Сапгир в «Голосах» вступает в диалог вроде бы не с предшествующей поэтической традицией, но с «голосами реального мира», однако они воспринимаются через метатекст русского авангарда (мне приходилось сравнивать «Голоса» и со стихами «сатириконовца» Петра Потёмкина, и с книгой Алексея Кручёных «Говорящее кино»), отчасти находясь с ним в пародических отношениях; при этом непосредственный, «первый уровень» затекстовой реальности не отменяется. Гротескный монтаж здесь преображает часто тот или иной «низовой» нарратив: городскую легенду, слух, анекдот, рассказ о бытовой ситуации, газетную статью или заметку, – или ту, или иную коммуникативную ситуацию, в которой четко расписаны роли и реплики. Линия «Голосов» во многом продолжается в книге «Молчание» (1963). Здесь, однако, Сапгир гораздо охотнее обращается к словотворчеству и фантастике. С другой стороны, здесь на авансцену выдвигается, проступает столь важный для поэта мотив, как пауза, тишина, заданный в самом названии; впоследствии он станет одним из важнейших для Сапгира. Здесь же появляется и отсутствующий в «Голосах» лирический субъект, впрочем, поданный весьма иронически.
«Псалмы» (1965–1966) представляют собой уникальный опыт поэтического оживления ветхозаветной книги. Парафразы, переложения Псалтири были важнейшим элементом поэтической культуры XVIII – начала XIX в., однако впоследствии отошли на периферию поэтической практики. Сапгир актуализирует поэзию псалмопевца, насыщая ее современными реалиями, заумью и просторечием, при этом сохраняя структуру и дух оригинала. Архаический слой, на сей раз не библейский, а античный, актуализируется в книге «Московские мифы» (1970–1974), в которой Адонис, Дионис или Одиссей повещаются в современный хронотоп. Одновременно здесь предстают в качестве мифологических персонажей деятели андеграундной культуры Лимонов, Мамлеев или Бродский, оказавшиеся в эмиграции, то есть, по советским представлениям, в своеобразном инобытии, а массовый человек авторитарного мира обрисовывается как представитель хтонических сил.
Вообще, одной из ведущих тенденций сапгировского творчества можно называть сложный диалог с конвенциональными поэтическими формами или языками традиции, подразумевающий как наследование, так и взлом, деконструкцию. Если бы оппозиция «традиция и новаторство» не звучала как литературоведческий штамп, ее вполне можно было бы счесть наиболее полно описывающей метод Сапгира (у которого при этом, конечно, бывали периоды разных увлечений и разворотов).
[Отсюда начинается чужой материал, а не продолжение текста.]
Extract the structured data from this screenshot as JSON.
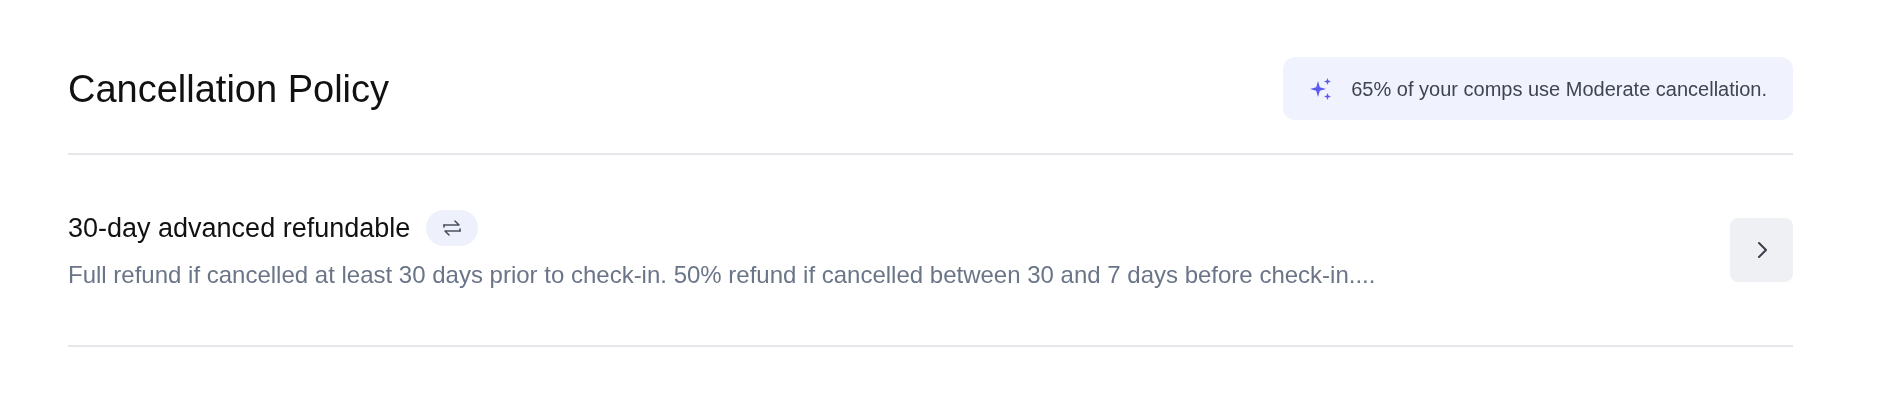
{
  "header": {
    "title": "Cancellation Policy",
    "insight": "65% of your comps use Moderate cancellation."
  },
  "policies": [
    {
      "title": "30-day advanced refundable",
      "description": "Full refund if cancelled at least 30 days prior to check-in. 50% refund if cancelled between 30 and 7 days before check-in...."
    }
  ]
}
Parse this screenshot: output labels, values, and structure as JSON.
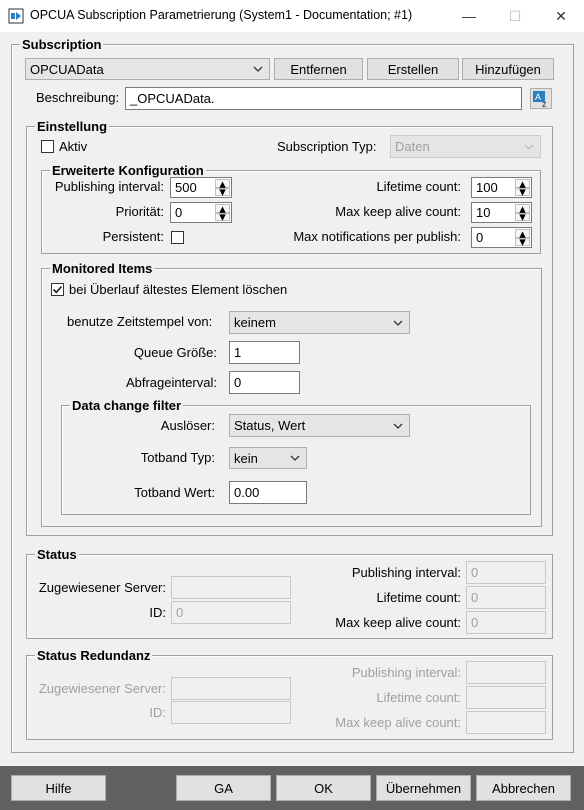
{
  "window": {
    "title": "OPCUA Subscription Parametrierung (System1 - Documentation; #1)",
    "minimize_glyph": "—",
    "maximize_glyph": "☐",
    "close_glyph": "✕"
  },
  "subscription": {
    "group_label": "Subscription",
    "selected": "OPCUAData",
    "remove_label": "Entfernen",
    "create_label": "Erstellen",
    "add_label": "Hinzufügen",
    "description_label": "Beschreibung:",
    "description_value": "_OPCUAData."
  },
  "einstellung": {
    "group_label": "Einstellung",
    "aktiv_label": "Aktiv",
    "aktiv_checked": false,
    "subscription_typ_label": "Subscription Typ:",
    "subscription_typ_value": "Daten"
  },
  "erweitert": {
    "group_label": "Erweiterte Konfiguration",
    "publishing_interval_label": "Publishing interval:",
    "publishing_interval_value": "500",
    "prioritaet_label": "Priorität:",
    "prioritaet_value": "0",
    "persistent_label": "Persistent:",
    "persistent_checked": false,
    "lifetime_count_label": "Lifetime count:",
    "lifetime_count_value": "100",
    "max_keep_alive_label": "Max keep alive count:",
    "max_keep_alive_value": "10",
    "max_notifications_label": "Max notifications per publish:",
    "max_notifications_value": "0"
  },
  "monitored": {
    "group_label": "Monitored Items",
    "overflow_label": "bei Überlauf ältestes Element löschen",
    "overflow_checked": true,
    "timestamp_label": "benutze Zeitstempel von:",
    "timestamp_value": "keinem",
    "queue_label": "Queue Größe:",
    "queue_value": "1",
    "abfrage_label": "Abfrageinterval:",
    "abfrage_value": "0"
  },
  "filter": {
    "group_label": "Data change filter",
    "ausloeser_label": "Auslöser:",
    "ausloeser_value": "Status, Wert",
    "totband_typ_label": "Totband Typ:",
    "totband_typ_value": "kein",
    "totband_wert_label": "Totband Wert:",
    "totband_wert_value": "0.00"
  },
  "status": {
    "group_label": "Status",
    "server_label": "Zugewiesener Server:",
    "server_value": "",
    "id_label": "ID:",
    "id_value": "0",
    "publishing_interval_label": "Publishing interval:",
    "publishing_interval_value": "0",
    "lifetime_count_label": "Lifetime count:",
    "lifetime_count_value": "0",
    "max_keep_alive_label": "Max keep alive count:",
    "max_keep_alive_value": "0"
  },
  "status_redundanz": {
    "group_label": "Status Redundanz",
    "server_label": "Zugewiesener Server:",
    "server_value": "",
    "id_label": "ID:",
    "id_value": "",
    "publishing_interval_label": "Publishing interval:",
    "publishing_interval_value": "",
    "lifetime_count_label": "Lifetime count:",
    "lifetime_count_value": "",
    "max_keep_alive_label": "Max keep alive count:",
    "max_keep_alive_value": ""
  },
  "footer": {
    "help_label": "Hilfe",
    "ga_label": "GA",
    "ok_label": "OK",
    "apply_label": "Übernehmen",
    "cancel_label": "Abbrechen"
  },
  "icons": {
    "app": "opcua-app-icon",
    "translate": "translate-icon",
    "dropdown": "chevron-down-icon",
    "checkbox_check": "check-icon"
  }
}
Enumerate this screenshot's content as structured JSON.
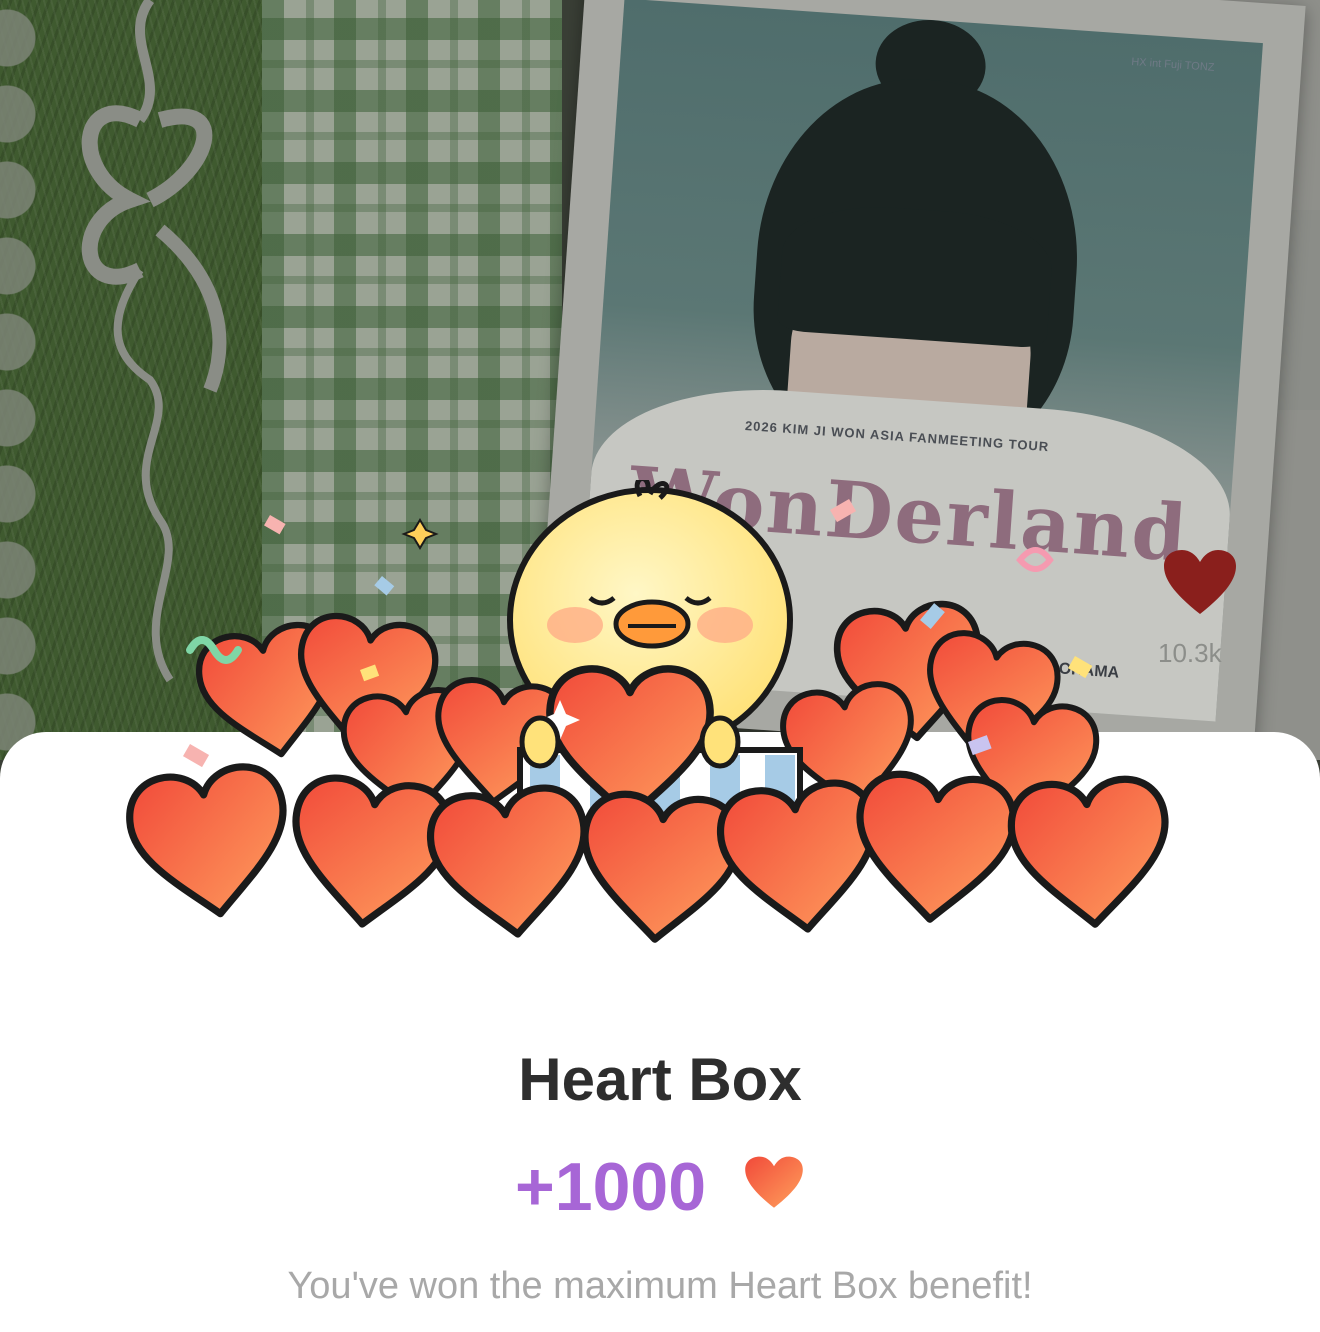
{
  "background": {
    "poster_tour_text": "2026 KIM JI WON ASIA FANMEETING TOUR",
    "poster_title_text": "WonDerland",
    "poster_city_text": "OHAMA",
    "poster_logos": "HX  int  Fuji  TONZ",
    "like_count": "10.3k"
  },
  "sheet": {
    "title": "Heart Box",
    "reward_amount": "+1000",
    "message": "You've won the maximum Heart Box benefit!"
  },
  "colors": {
    "reward_purple": "#a766d6",
    "heart_red": "#f04f3c",
    "heart_orange": "#ff9a5c",
    "title_dark": "#2e2e2e",
    "message_gray": "#a8a8a8"
  },
  "icons": {
    "mascot": "yellow-chick-holding-heart",
    "reward": "heart-icon",
    "like": "heart-icon"
  }
}
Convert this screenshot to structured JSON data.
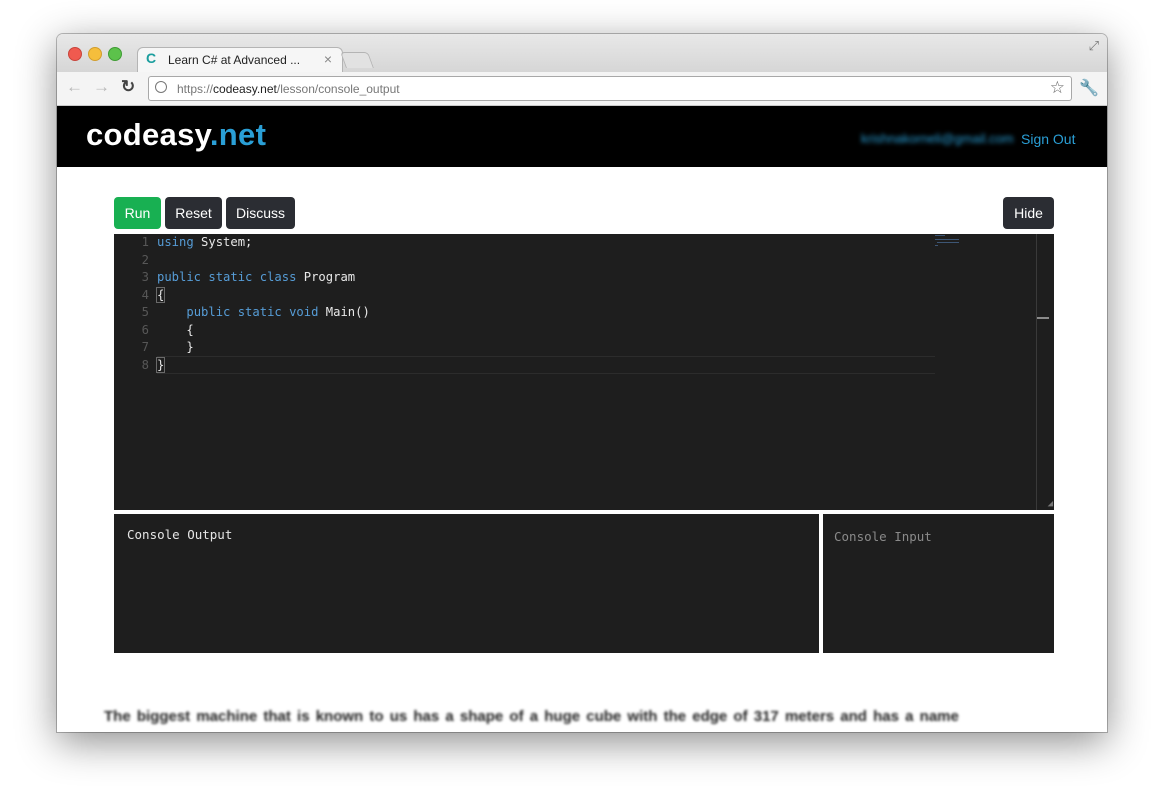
{
  "browser": {
    "tab_title": "Learn C# at Advanced ...",
    "tab_favicon": "C",
    "tab_close": "×",
    "url_scheme": "https://",
    "url_host": "codeasy.net",
    "url_path": "/lesson/console_output"
  },
  "site": {
    "logo_main": "codeasy",
    "logo_tld": ".net",
    "user_email": "krishnakorneli@gmail.com",
    "signout_label": "Sign Out"
  },
  "toolbar": {
    "run_label": "Run",
    "reset_label": "Reset",
    "discuss_label": "Discuss",
    "hide_label": "Hide"
  },
  "editor": {
    "line_numbers": [
      "1",
      "2",
      "3",
      "4",
      "5",
      "6",
      "7",
      "8"
    ],
    "line1": {
      "kw": "using",
      "rest": " System;"
    },
    "line3": {
      "kw": "public static class",
      "rest": " Program"
    },
    "line4": "{",
    "line5": {
      "indent": "    ",
      "kw": "public static void",
      "rest": " Main()"
    },
    "line6": "    {",
    "line7": "    }",
    "line8": "}"
  },
  "console": {
    "output_label": "Console Output",
    "input_placeholder": "Console Input"
  },
  "lesson": {
    "text": "The biggest machine that is known to us has a shape of a huge cube with the edge of 317 meters and has a name"
  },
  "colors": {
    "run_button": "#18b052",
    "dark_button": "#2b2d33",
    "link_blue": "#2a9fd6",
    "editor_bg": "#1e1e1e",
    "keyword": "#569cd6"
  },
  "icons": [
    "fullscreen-icon",
    "back-arrow-icon",
    "forward-arrow-icon",
    "reload-icon",
    "globe-icon",
    "star-icon",
    "wrench-icon",
    "resize-handle-icon"
  ]
}
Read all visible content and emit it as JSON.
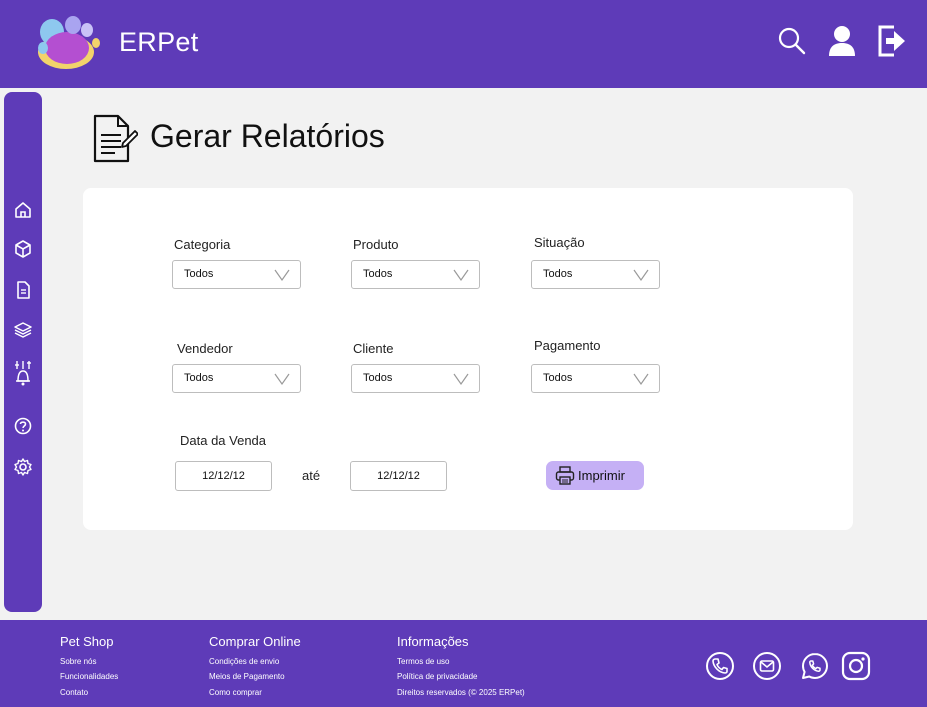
{
  "header": {
    "brand": "ERPet",
    "icons": [
      "search-icon",
      "user-icon",
      "logout-icon"
    ]
  },
  "sidebar": {
    "items": [
      {
        "icon": "home-icon"
      },
      {
        "icon": "box-icon"
      },
      {
        "icon": "document-icon"
      },
      {
        "icon": "layers-icon"
      },
      {
        "icon": "bell-sliders-icon"
      },
      {
        "icon": "help-icon"
      },
      {
        "icon": "settings-icon"
      }
    ]
  },
  "page": {
    "title": "Gerar Relatórios"
  },
  "filters": {
    "categoria": {
      "label": "Categoria",
      "value": "Todos"
    },
    "produto": {
      "label": "Produto",
      "value": "Todos"
    },
    "situacao": {
      "label": "Situação",
      "value": "Todos"
    },
    "vendedor": {
      "label": "Vendedor",
      "value": "Todos"
    },
    "cliente": {
      "label": "Cliente",
      "value": "Todos"
    },
    "pagamento": {
      "label": "Pagamento",
      "value": "Todos"
    }
  },
  "date_range": {
    "label": "Data da Venda",
    "from": "12/12/12",
    "separator": "até",
    "to": "12/12/12"
  },
  "print_button": {
    "label": "Imprimir",
    "icon": "printer-icon"
  },
  "footer": {
    "columns": [
      {
        "title": "Pet Shop",
        "links": [
          "Sobre nós",
          "Funcionalidades",
          "Contato"
        ]
      },
      {
        "title": "Comprar Online",
        "links": [
          "Condições de envio",
          "Meios de Pagamento",
          "Como comprar"
        ]
      },
      {
        "title": "Informações",
        "links": [
          "Termos de uso",
          "Política de privacidade",
          "Direitos reservados (© 2025 ERPet)"
        ]
      }
    ],
    "social": [
      "phone-icon",
      "email-icon",
      "whatsapp-icon",
      "instagram-icon"
    ]
  },
  "colors": {
    "primary": "#5e3bb8",
    "button": "#c5b0f5",
    "background": "#f2f2f2",
    "card": "#ffffff"
  }
}
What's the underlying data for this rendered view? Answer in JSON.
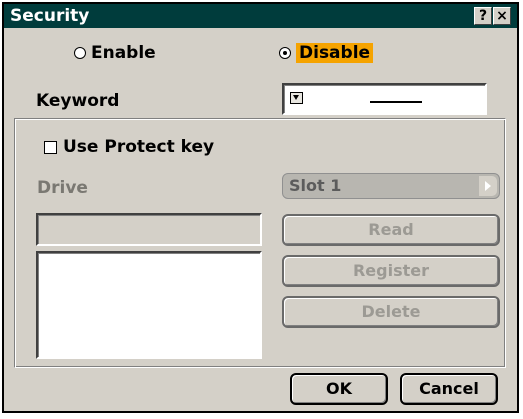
{
  "window": {
    "title": "Security",
    "help_glyph": "?",
    "close_glyph": "×"
  },
  "security_mode": {
    "enable_label": "Enable",
    "disable_label": "Disable",
    "selected": "Disable"
  },
  "keyword": {
    "label": "Keyword",
    "value": "",
    "dropdown_icon": "dropdown-icon"
  },
  "protect_key": {
    "checkbox_label": "Use Protect key",
    "checked": false,
    "drive_label": "Drive",
    "drive_value": "Slot 1",
    "key_field_value": "",
    "key_list_items": [],
    "read_label": "Read",
    "register_label": "Register",
    "delete_label": "Delete"
  },
  "footer": {
    "ok_label": "OK",
    "cancel_label": "Cancel"
  },
  "colors": {
    "title_bar": "#003c3c",
    "dialog_bg": "#d4d0c8",
    "highlight": "#f5a300",
    "disabled_text": "#9c9a94"
  }
}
Так, «Элегии» (1967–1970), книга, которую сам Сапгир выделял в своем творчестве наряду с «Голосами», построена на фрагментировании опыта лирического субъекта, на демонстрации того, как в одном из самых канонических лирических жанров целостность личностного высказывания неизбежно распадается на множество мимолетных реакций, которые указывают на разные грани того самого элегического чувствования. Здесь Сапгир ярко демонстрирует еще одно важное свойство своего поэтического мировоззрения: сомнение в целостности субъекта, говорящего «я», утверждение множественности ипостасей, стоящих за кажущейся целостной личностью.